# Campsite Ronda



## wug (May 19, 2011)

There's just the one campsite in the database for Ronda and nearby. Any other suggestions for a good site in February, preferably quiet? Not bothered about super facilities.


----------



## Grizzly (May 9, 2005)

When we were there we stopped at the El Sur campsite and walked in to town both days and got a taxi back the second time.

There were lots of motorhomes parked in an unofficial aire closer to town but there were no facilities that we could see, other than in the supermarket close by:

Ronda "aire"

G


----------



## oldtart (Mar 18, 2006)

Like Grizzly, we stayed at El Sur Ronda and it was in February

There is also an excellent restaurant at the site 

Val


----------



## wug (May 19, 2011)

Thanks both. Is there any need to book ahead for inland sites in Feb? We wont be going to the Costas.


----------



## Grizzly (May 9, 2005)

wug said:


> Thanks both. Is there any need to book ahead for inland sites in Feb? We wont be going to the Costas.
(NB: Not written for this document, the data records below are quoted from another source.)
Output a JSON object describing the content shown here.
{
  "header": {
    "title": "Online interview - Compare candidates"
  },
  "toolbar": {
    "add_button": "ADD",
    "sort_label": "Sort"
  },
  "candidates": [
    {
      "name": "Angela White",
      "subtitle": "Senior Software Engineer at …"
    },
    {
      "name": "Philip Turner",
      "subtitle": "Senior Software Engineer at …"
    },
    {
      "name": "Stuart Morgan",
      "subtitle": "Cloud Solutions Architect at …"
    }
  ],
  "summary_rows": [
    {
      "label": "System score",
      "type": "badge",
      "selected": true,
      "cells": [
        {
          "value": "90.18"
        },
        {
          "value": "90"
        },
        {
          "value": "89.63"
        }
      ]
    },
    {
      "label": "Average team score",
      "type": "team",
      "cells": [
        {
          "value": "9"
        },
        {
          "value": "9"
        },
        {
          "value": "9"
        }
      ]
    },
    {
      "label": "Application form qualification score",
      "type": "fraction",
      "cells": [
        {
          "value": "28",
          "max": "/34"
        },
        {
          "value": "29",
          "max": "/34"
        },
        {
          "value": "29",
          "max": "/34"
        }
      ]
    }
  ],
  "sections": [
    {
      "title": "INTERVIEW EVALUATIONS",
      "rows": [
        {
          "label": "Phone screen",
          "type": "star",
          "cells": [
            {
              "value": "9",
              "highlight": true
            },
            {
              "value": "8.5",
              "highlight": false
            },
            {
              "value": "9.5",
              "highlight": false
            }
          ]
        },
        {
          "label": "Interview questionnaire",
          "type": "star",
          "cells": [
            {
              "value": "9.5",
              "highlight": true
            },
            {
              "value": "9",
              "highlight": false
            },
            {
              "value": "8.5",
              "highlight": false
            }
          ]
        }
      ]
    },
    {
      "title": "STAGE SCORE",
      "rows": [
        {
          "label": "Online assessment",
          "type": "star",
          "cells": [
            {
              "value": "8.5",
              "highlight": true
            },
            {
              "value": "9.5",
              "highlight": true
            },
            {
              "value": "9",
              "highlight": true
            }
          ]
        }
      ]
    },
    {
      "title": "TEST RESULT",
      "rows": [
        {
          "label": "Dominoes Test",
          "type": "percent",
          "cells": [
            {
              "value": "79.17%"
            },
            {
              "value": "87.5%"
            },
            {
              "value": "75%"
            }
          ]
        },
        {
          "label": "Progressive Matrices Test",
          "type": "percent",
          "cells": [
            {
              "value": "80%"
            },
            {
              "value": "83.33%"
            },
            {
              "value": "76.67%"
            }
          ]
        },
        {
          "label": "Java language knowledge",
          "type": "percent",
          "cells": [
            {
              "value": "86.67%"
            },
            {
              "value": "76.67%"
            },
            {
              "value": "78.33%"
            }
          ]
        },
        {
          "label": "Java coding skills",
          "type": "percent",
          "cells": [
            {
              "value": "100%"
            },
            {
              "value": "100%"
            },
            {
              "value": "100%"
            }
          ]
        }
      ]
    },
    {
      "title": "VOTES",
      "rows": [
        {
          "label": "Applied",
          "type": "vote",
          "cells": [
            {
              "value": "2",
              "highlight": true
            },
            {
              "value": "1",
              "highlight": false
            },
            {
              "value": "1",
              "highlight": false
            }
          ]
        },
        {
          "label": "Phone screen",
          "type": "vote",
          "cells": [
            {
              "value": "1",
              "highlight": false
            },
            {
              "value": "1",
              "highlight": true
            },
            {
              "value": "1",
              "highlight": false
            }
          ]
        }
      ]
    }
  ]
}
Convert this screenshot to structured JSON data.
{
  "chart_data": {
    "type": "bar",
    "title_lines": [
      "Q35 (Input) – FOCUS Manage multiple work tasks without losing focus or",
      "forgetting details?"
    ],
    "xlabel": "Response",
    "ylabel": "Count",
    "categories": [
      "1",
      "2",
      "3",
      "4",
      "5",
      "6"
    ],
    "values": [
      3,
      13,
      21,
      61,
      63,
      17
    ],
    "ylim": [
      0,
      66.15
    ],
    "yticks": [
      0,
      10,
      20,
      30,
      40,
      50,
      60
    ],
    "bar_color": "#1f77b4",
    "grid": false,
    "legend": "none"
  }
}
Absolutely not ! We were there in February and there were nights in both Spain and Portugal when we had the site to ourselves. This was not true on the Costas coast or the Algarve however where we were turned away from sites and, when we did find a couple, were squeezed in - just.

G

Edit to add: There is one site that I might, in future, phone ahead to check. That was the Reina Isabel campsite in Granada. It's small, very pleasant and convenient, but some pitches are quite tight for big vans. It was quite busy and people had gone for the bigger pitches.

http://www.motorhomefacts.com/camping-reina-isabel-campsite.html

Well worth it though- lovely views and a moorish theme to the site. Granada is pretty special too !


----------



## wug (May 19, 2011)

Cheers, G. It's great getting first-hand info like this. Invaluable.


----------